Shared Decision Making for Lung Cancer Screening
Hidden challenges can block patients' access to life-saving screening. How can physicians support their patients in making informed decisions about their care?
Lung cancer screening is now recommended by the United States Preventive Services Task Force (USPSTF) and the Centers for Medicare and Medicaid Services (CMS) for a group of current and former smokers at high risk for lung cancer. However, before patients enter a screening program, they must have a shared decision making discussion with a qualified health care professional, such as a physician or nurse practitioner. But what exactly is shared decision making?
To aid in shared decision marking, a decision aid provides balanced, detailed information about each of the options to guide the discussion. Although decision aids and shared decision making are sometimes used in screening for prostate, colorectal, and breast cancer, these new guidelines represent the first time reimbursement has been tied to this type of communication.
A recent study of decision aids concluded that high-quality evidence shows the use of decision aides improved patient knowledge about options and reduced decisional conflict as compared to standard practice. Despite multiple studies showing the value of shared decision making to patient-centered care, decision aids and similar tools are not widely used in clinical practice.
Among the challenges to shared decision making in lung cancer screening are the lack of point-of-care decision aids, differing physician skill and comfort with shared decision making, and available time for shared decision making discussions. These obstacles are being addressed with provider toolkits, provider training, and alternate models in location and timing of the shared decision making discussion. For example, the ACR provides online screening decision aids around lung cancer screening.
Less apparent challenges also impact whether people are making truly informed decisions about lung cancer screening. The first of these is the stigma associated with smoking and lung cancer. In my lung cancer advocacy outreach, I have heard many say, "I don't want to get screened. If I get lung cancer it's my fault because I smoked." Other patients tell me, "I don't want to know. My wife/husband/kids would kill me." In a recent focus group I conducted with older current and former smokers, many commented on the stigma associated with smoking now, whereas when they were growing up smoking was the norm. People remember eating breakfast with a cigarette burning in the ashtray. Cigarettes were in all of the advertisements, in all of the magazines, on all of the TV commercials. The government even gave soldiers cigarettes as part of their rations. By the time the dangers of smoking were widely understood, many smokers were already addicted.
The stigma around smoking needs to be addressed in both decision aids and shared decision making discussions. It's important to include information about the history of smoking and the normalcy of smoking in the 60s, 70s, and into the 80s. In fact, more than 50 percent of men and close to 30 percent of women were smoking in 1965. Discussions should also take into account the lack of knowledge about the health effects of smoking until relatively recently as well as the billions spent by big tobacco companies on advertising targeting young people. Decision aids might also touch on the billions spent to both deny the addictiveness of cigarettes and simultaneously research how to make cigarettes more addictive. Only by addressing stigma directly will we help many at high risk of lung cancer move past the shame associated with tobacco use and make an informed decision.

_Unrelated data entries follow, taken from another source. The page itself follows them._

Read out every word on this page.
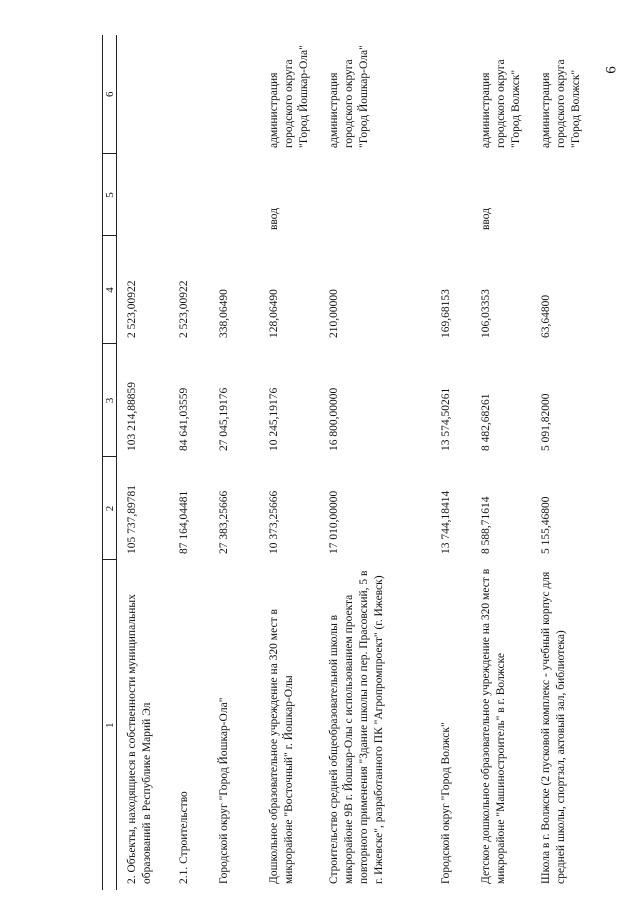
6
1	2	3	4	5	6
2. Объекты, находящиеся в собственности муниципальных образований в Республике Марий Эл	105 737,89781	103 214,88859	2 523,00922		
2.1. Строительство	87 164,04481	84 641,03559	2 523,00922		
Городской округ "Город Йошкар-Ола"	27 383,25666	27 045,19176	338,06490		
Дошкольное образовательное учреждение на 320 мест в микрорайоне "Восточный" г. Йошкар-Олы	10 373,25666	10 245,19176	128,06490	ввод	администрация городского округа "Город Йошкар-Ола"
Строительство средней общеобразовательной школы в микрорайоне 9В г. Йошкар-Олы с использованием проекта повторного применения "Здание школы по пер. Прасовский, 5 в г. Ижевске", разработанного ПК "Агропромпроект" (г. Ижевск)	17 010,00000	16 800,00000	210,00000		администрация городского округа "Город Йошкар-Ола"
Городской округ "Город Волжск"	13 744,18414	13 574,50261	169,68153		
Детское дошкольное образовательное учреждение на 320 мест в микрорайоне "Машиностроитель" в г. Волжске	8 588,71614	8 482,68261	106,03353	ввод	администрация городского округа "Город Волжск"
Школа в г. Волжске (2 пусковой комплекс - учебный корпус для средней школы, спортзал, актовый зал, библиотека)	5 155,46800	5 091,82000	63,64800		администрация городского округа "Город Волжск"
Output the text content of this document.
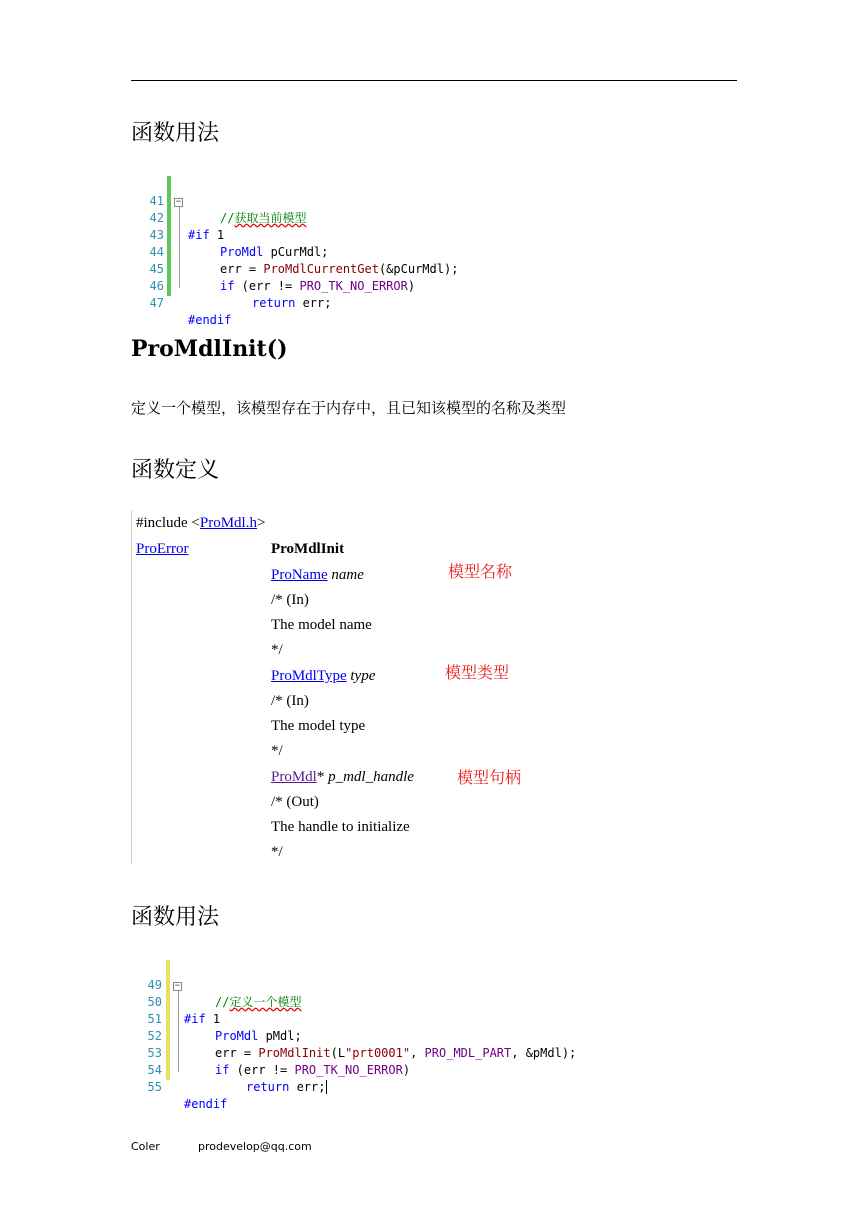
函数用法
−

41

//获取当前模型

42

#if 1

43

ProMdl pCurMdl;

44

err = ProMdlCurrentGet(&pCurMdl);

45

if (err != PRO_TK_NO_ERROR)

46

return err;

47

#endif

ProMdlInit()
定义一个模型，该模型存在于内存中，且已知该模型的名称及类型
函数定义
#include <ProMdl.h>
ProError	ProMdlInit
ProName name
/* (In)
The model name
*/
ProMdlType type
/* (In)
The model type
*/
ProMdl* p_mdl_handle
/* (Out)
The handle to initialize
*/
模型名称
模型类型
模型句柄
函数用法
−

49

//定义一个模型

50

#if 1

51

ProMdl pMdl;

52

err = ProMdlInit(L"prt0001", PRO_MDL_PART, &pMdl);

53

if (err != PRO_TK_NO_ERROR)

54

return err;

55

#endif

Coler	prodevelop@qq.com
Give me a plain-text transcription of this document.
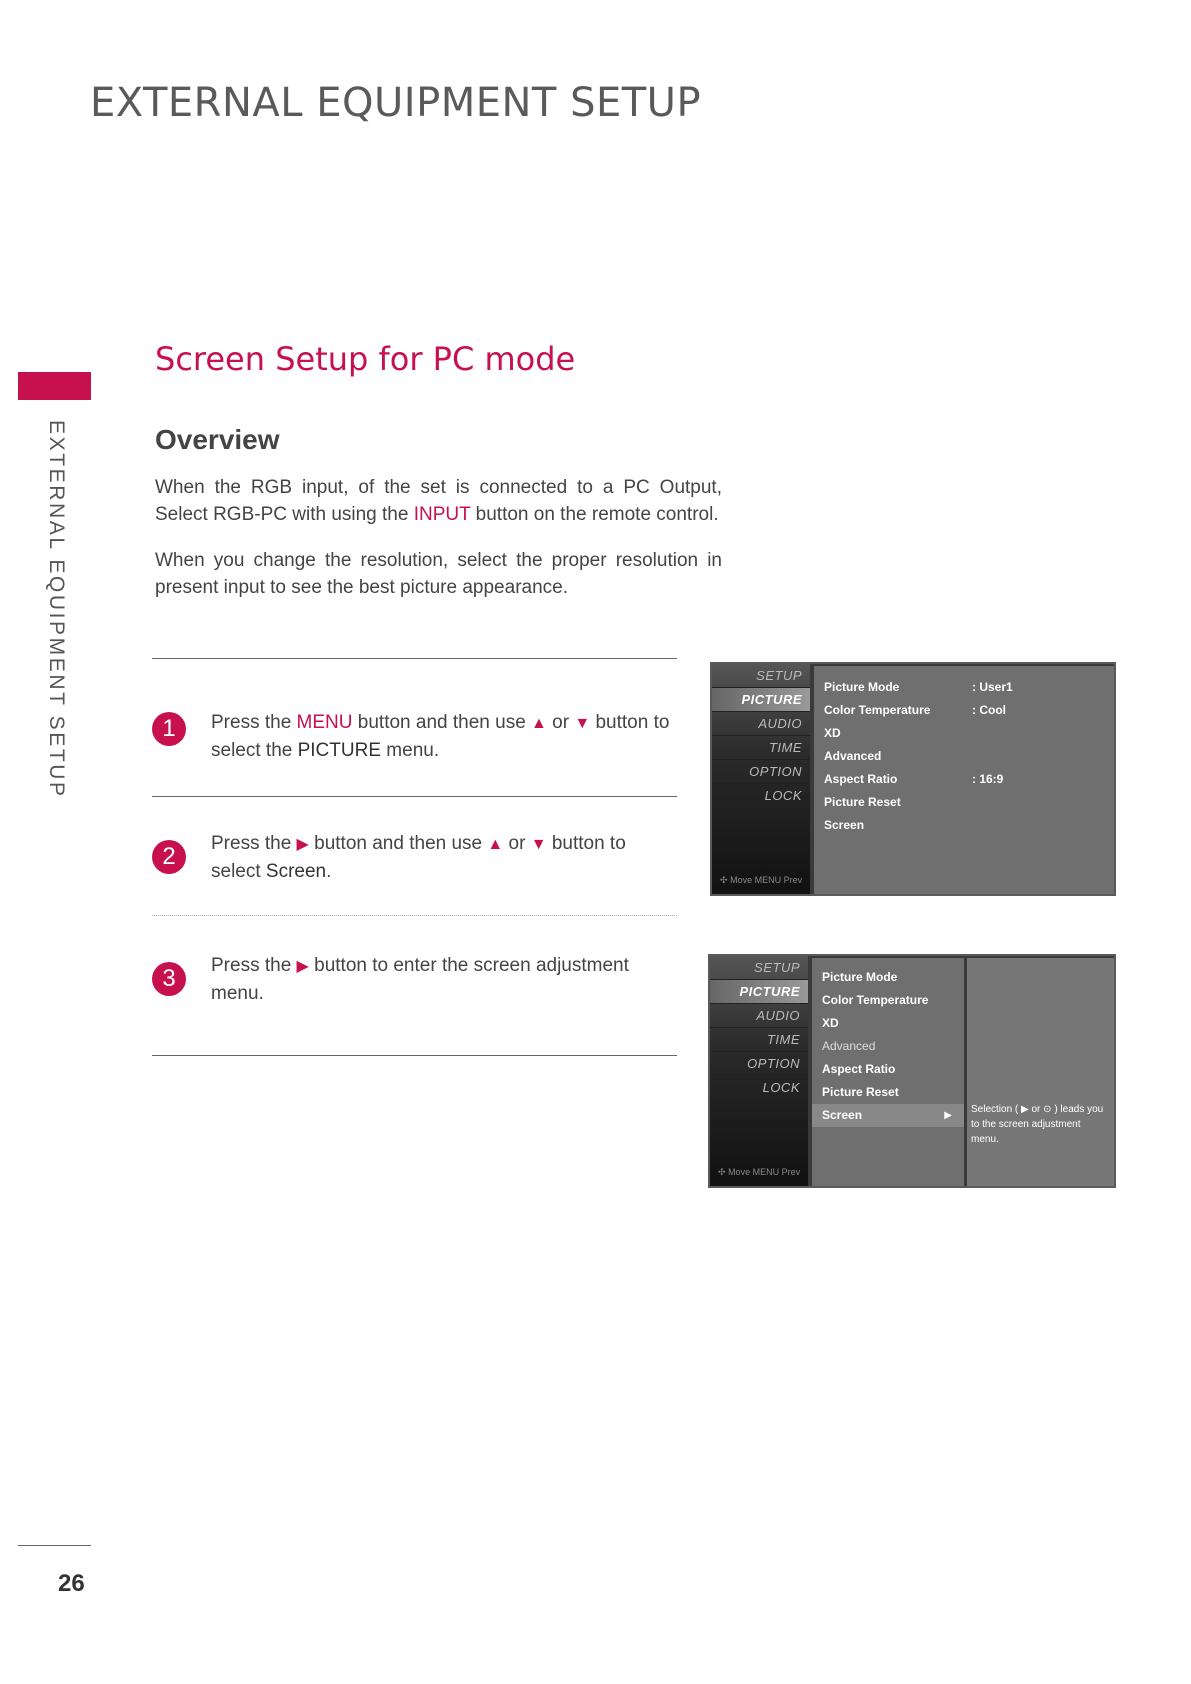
EXTERNAL EQUIPMENT SETUP
EXTERNAL EQUIPMENT SETUP
Screen Setup for PC mode
Overview

When the RGB input, of the set is connected to a PC Output, Select RGB-PC with using the INPUT button on the remote control.

When you change the resolution, select the proper resolution in present input to see the best picture appearance.

1	Press the MENU button and then use ▲ or ▼ button to select the PICTURE menu.

2	Press the ▶ button and then use ▲ or ▼ button to select Screen.

3	Press the ▶ button to enter the screen adjustment menu.

SETUP
PICTURE
AUDIO
TIME
OPTION
LOCK
✣ Move MENU Prev
Picture Mode	: User1
Color Temperature	: Cool
XD
Advanced
Aspect Ratio	: 16:9
Picture Reset
Screen
SETUP
PICTURE
AUDIO
TIME
OPTION
LOCK
✣ Move MENU Prev
Picture Mode
Color Temperature
XD
Advanced
Aspect Ratio
Picture Reset
Screen	▶
Selection ( ▶ or ⊙ ) leads you to the screen adjustment menu.
26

Going hand in hand with the social stigma around smoking, many health care professionals have biases, both conscious and unconscious, against smokers. A study comparing implicit views about lung cancer vs. breast cancer showed patients, caregivers, and health care professionals all had similar implicit bias against lung cancer. Another study showed implicit bias in oncologists impacted the patient physician discussion. The patients in the study perceived that oncologists with implicit bias were less supportive. Additionally, patients were less confident in the oncologist's treatment recommendations. Since African-American men have 1.2 times the lung cancer mortality rates as white men , screening is even more important for that group.
Health care providers with implicit biases negatively affect the quality of the shared decision making discussion as well as the perception of support for screening by patients. In a study reporting on perceived barriers to lung cancer screening, focus group participants commented on feeling stigmatized by younger health care professionals. Patients felt these workers did not understand the historical context around smoking and were concerned about judgement around smoking choices.
Addressing the stigma associated with lung cancer for patients may help reduce health care professional implicit bias. One way to pinpoint these biases is through a self-evaluation. By being aware of our biases, we can guard against their effects when it comes to shared decision making discussions. If you find that your bias is especially strongly held, you may consider recommending the patient to another health care professional for the shared decision making discussion.
We need to recognize the impact of stigma and bias as associated with smokers and lung cancer. This cannot be a reason our patients choose not to get screened. Ignoring the real effects of stigma will result in a parody of shared decision making and an abandonment of the core principles of patient-centered care.